Iran boosts military support in Syria

Iran has stepped up support on the ground for Syrian President Bashar al-Assad.

FILE: Pro-regime fighters speak with a rebel fighter in the town of Babbila, a suburb of Damascus, during a cease fire agreement between the group controlling the town and the regime on 17 February, 2014. Picture: AFP.

LONDON/ANKARA - As Syria's war nears the start of its fourth year, Iran has stepped up support on the ground for President Bashar al-Assad, providing elite teams to gather intelligence and train troops, sources with knowledge of military movements say.

This further backing from Tehran, along with deliveries of munitions and equipment from Moscow, is helping to keep Assad in power at a time when neither his own forces nor opposition fighters have a decisive edge on the battlefield.

Assad's forces have failed to capitalise fully on advances they made last summer with the help of Iran, his major backer in the region, and the Hezbollah fighters that Tehran backs and which have provided important battlefield support for Assad.

But the Syrian leader has drawn comfort from the withdrawal of the threat of US bombing raids following a deal under which he has agreed to give up his chemical weapons.

Shi'ite Iran has already spent billions of dollars propping up Assad in what has turned into a sectarian proxy war with Sunni Arab states.
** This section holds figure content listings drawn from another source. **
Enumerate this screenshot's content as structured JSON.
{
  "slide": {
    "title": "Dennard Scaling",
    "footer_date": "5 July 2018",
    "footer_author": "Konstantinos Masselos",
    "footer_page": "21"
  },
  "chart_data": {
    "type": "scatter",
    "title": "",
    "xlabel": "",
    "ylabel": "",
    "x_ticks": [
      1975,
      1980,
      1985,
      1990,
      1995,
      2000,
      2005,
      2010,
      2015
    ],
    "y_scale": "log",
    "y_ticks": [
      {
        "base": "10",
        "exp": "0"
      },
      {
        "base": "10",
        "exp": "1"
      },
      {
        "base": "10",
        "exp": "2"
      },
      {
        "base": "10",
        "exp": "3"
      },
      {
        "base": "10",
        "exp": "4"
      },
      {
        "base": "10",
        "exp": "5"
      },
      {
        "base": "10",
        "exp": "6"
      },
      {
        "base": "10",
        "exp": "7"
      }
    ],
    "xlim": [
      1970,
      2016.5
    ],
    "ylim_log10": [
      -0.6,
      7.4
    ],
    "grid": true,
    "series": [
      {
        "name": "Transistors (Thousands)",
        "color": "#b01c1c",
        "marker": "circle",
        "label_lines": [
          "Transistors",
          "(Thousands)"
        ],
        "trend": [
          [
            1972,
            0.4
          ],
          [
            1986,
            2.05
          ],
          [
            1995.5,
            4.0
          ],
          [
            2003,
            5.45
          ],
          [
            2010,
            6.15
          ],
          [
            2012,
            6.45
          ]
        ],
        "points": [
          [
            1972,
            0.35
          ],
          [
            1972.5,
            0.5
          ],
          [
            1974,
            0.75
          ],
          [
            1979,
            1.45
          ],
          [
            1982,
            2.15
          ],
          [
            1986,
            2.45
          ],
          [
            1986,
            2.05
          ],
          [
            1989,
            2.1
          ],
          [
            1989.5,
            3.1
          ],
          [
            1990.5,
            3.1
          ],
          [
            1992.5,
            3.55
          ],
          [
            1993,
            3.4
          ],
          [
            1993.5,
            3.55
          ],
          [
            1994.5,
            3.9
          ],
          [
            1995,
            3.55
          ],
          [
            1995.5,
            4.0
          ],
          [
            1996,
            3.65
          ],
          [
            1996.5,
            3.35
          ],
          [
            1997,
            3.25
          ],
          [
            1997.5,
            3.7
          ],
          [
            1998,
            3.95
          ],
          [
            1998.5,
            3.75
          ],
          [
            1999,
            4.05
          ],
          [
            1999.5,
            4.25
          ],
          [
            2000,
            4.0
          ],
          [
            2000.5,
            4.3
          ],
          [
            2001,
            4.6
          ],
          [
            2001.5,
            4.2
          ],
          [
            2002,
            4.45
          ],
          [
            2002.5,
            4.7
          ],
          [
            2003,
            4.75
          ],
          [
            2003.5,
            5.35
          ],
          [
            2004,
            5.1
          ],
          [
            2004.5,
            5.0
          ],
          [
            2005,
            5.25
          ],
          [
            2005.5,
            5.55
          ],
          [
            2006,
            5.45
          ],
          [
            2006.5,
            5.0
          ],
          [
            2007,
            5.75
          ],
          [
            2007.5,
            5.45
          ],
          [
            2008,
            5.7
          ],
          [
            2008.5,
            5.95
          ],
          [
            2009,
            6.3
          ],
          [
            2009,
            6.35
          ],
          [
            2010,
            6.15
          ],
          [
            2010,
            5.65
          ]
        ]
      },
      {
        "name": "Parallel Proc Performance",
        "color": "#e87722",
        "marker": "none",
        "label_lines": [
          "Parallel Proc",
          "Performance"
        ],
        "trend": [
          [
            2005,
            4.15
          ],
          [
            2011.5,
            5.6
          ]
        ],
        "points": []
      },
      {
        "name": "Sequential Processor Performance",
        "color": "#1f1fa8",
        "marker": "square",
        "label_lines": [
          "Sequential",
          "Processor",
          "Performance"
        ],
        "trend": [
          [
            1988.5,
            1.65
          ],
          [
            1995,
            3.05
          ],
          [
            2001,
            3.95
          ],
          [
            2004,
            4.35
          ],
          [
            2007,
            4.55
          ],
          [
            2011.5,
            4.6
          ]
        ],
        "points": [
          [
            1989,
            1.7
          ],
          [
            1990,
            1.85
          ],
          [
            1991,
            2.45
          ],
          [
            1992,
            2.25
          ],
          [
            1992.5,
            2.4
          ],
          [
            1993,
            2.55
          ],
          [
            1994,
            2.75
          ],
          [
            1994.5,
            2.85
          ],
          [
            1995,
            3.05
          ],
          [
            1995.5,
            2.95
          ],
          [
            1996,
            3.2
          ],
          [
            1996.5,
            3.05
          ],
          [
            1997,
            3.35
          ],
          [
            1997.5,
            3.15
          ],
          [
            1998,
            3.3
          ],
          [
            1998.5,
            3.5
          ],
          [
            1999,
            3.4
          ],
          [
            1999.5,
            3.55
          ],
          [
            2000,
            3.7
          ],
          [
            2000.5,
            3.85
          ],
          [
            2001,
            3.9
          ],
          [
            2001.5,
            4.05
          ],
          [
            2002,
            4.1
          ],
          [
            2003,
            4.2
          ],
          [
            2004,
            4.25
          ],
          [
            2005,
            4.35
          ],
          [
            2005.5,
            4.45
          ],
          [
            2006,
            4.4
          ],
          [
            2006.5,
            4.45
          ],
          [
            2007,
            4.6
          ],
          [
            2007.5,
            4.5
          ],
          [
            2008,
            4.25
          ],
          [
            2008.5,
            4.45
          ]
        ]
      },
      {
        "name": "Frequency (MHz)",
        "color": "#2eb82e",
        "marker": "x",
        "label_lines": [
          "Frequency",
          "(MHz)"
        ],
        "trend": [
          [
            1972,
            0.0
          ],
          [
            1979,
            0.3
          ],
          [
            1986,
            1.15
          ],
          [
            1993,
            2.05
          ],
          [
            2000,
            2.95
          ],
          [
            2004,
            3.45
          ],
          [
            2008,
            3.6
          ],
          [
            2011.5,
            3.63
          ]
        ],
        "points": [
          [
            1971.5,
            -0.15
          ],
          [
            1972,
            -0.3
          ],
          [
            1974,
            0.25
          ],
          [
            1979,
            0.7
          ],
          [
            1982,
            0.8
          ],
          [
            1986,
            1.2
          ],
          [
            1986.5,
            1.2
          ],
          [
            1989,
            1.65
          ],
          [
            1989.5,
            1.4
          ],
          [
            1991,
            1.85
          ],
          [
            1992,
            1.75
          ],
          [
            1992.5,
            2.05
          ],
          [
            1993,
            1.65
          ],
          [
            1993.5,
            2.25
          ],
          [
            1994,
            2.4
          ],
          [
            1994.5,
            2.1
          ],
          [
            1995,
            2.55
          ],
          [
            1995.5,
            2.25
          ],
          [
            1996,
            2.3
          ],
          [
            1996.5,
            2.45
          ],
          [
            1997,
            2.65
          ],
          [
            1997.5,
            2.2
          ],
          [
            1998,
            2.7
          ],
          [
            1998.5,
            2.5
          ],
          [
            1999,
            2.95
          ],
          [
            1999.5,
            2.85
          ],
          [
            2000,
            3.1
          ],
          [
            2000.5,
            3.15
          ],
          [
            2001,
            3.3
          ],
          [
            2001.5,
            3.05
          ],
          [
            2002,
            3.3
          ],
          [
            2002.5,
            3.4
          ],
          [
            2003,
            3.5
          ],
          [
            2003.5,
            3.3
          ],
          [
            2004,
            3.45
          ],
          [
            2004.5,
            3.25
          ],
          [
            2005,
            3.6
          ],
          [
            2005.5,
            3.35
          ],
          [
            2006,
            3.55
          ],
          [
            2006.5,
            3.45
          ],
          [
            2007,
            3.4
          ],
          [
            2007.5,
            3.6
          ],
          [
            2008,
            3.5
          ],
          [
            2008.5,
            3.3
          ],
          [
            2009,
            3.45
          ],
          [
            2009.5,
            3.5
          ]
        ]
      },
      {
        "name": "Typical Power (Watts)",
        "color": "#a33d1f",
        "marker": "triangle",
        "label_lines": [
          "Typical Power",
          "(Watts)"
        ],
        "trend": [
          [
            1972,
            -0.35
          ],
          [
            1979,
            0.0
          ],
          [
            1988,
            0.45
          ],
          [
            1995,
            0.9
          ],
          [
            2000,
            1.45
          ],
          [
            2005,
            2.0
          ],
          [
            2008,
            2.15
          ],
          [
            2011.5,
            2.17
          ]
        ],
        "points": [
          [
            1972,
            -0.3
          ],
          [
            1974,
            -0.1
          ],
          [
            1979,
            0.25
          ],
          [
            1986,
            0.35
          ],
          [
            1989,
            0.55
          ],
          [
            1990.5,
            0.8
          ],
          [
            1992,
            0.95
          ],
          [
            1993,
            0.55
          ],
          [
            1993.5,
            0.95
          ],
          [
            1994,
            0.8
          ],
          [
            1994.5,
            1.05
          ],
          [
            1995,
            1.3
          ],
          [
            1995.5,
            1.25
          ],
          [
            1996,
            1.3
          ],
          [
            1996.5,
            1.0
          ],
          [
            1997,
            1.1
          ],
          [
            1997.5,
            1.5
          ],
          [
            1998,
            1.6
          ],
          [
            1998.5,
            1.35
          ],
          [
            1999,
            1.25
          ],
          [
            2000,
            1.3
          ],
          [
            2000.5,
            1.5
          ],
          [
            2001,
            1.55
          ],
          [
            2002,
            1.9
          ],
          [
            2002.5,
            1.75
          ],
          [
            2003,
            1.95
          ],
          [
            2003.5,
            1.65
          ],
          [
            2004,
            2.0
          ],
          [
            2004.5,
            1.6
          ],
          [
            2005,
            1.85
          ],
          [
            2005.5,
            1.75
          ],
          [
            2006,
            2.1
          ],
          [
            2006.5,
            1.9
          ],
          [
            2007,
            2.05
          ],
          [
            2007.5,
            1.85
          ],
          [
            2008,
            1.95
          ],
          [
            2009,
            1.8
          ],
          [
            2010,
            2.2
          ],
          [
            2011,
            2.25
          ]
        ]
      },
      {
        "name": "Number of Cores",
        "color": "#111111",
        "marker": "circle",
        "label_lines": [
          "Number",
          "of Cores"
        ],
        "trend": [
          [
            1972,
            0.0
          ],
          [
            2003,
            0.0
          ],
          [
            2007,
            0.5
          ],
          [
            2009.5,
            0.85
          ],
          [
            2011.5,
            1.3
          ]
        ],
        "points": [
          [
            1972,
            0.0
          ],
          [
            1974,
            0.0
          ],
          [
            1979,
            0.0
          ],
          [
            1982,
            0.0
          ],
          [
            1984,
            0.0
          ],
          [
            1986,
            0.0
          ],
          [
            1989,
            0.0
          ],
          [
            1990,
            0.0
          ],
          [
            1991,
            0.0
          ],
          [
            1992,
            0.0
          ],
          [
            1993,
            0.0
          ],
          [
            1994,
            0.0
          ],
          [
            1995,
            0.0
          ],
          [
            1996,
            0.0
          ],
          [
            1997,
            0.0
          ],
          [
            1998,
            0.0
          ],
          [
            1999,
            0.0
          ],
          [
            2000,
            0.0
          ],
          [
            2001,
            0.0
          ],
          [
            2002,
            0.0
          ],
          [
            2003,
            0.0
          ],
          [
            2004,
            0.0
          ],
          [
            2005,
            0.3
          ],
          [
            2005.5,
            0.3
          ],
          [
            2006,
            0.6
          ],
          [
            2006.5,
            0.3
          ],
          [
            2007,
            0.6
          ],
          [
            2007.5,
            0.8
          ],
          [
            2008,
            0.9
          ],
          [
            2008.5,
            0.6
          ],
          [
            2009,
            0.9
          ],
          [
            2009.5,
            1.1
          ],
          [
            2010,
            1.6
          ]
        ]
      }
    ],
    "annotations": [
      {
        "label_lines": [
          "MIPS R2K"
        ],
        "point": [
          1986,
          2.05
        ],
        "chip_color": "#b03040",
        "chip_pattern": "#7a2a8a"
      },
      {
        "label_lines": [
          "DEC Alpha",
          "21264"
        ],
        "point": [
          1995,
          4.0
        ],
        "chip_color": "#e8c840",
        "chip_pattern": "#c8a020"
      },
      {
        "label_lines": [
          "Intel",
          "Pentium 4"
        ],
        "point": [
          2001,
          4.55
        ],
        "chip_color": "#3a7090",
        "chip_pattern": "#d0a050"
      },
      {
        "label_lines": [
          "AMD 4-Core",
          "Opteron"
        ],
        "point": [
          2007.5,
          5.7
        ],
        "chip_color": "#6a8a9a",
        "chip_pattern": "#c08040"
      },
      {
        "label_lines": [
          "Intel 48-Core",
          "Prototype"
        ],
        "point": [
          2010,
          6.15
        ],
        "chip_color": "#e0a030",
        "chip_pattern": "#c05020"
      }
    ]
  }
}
And while the presence of Iranian military personnel in Syria is not new, military experts believe Tehran has in recent months sent in more specialists to enable Assad to outlast his enemies at home and abroad.

Analysts believe this renewed support means Assad felt no need to make concessions at currently deadlocked peace talks in Geneva.


Assad is now benefiting from the deployment by Tehran of hundreds more military specialists to Syria, according to Iranian sources familiar with deployments of military personnel, Syrian opposition sources, and security experts.

These include senior commanders from the elite Quds Force, the external and secretive arm of the powerful Islamic Revolutionary Guard Corps, as well as IRGC members.

Their function is not to fight, but to direct and train Syrian forces and to assist in the gathering of intelligence, according to sources in Iran and outside.

An Iranian foreign ministry official said: "We always have said that we support our Syrian brothers and respect their will ... Iran has never got involved in Syria by providing arms or financially or by sending troops."

A recently retired senior IRGC commander said Iranian forces on the ground included some Arabic speakers. He said top Quds force commanders numbered 60 to 70 at any given time.

These men were tasked with advising and training Assad's military and his commanders, he said. Revolutionary Guards directed the fighting on the instructions of the Quds Force commanders, he added.

The figures could not be independently verified from Syria, but the deaths of at least two IRGC commanders in Syria have been publicly reported.

European and US security officials said hundreds of Iranians were active in Syria advising, training and in some cases commanding Syrian government forces.

Scott Lucas, of EA WorldView, a specialist website on Iran and Syria, said the evidence indicated hundreds of Iranian advisers and trainers were inside Syria at any one time.

"They are trying to work with the Syrians in ramping up the number of (Syrian) troops they can put in the field and making sure those guys can hold the line as well as carry out certain offensive operations," he said.


Iranian and Syrian opposition sources said personnel could enter Syria through the border with Turkey since Iranians did not need visas to enter Turkey. Others come in across the Iraqi border and more senior commanders fly in to Damascus.

A Turkish official said the number of Iranians crossing into Syria had increased in the last few months. Most had non-Iranian passports.

A Syrian opposition source said in recent months Iranian- led forces had begun operating in coastal areas including Tartous and Latakia. They have local ID cards, wear Syrian military fatigues and work with the elite Syrian air force intelligence unit.


In recent weeks Syria has continued to receive arms and military equipment from Russia and via proxies, according to several sources. Those supplies included unmanned spy drones, guided bombs and spare parts for combat craft.

A rebel fighter operating in Homs province with Islamist group Liwa al-Haq said opposition forces knew of Iranian planes flying into Hama airport in central Syria to deliver weapons.

The Syrian opposition source said Latakia airport and port as well as the port in Tartous were used to bring in equipment.

Other supplies included machine guns and ammunition for artillery and tanks, the arms industry source said.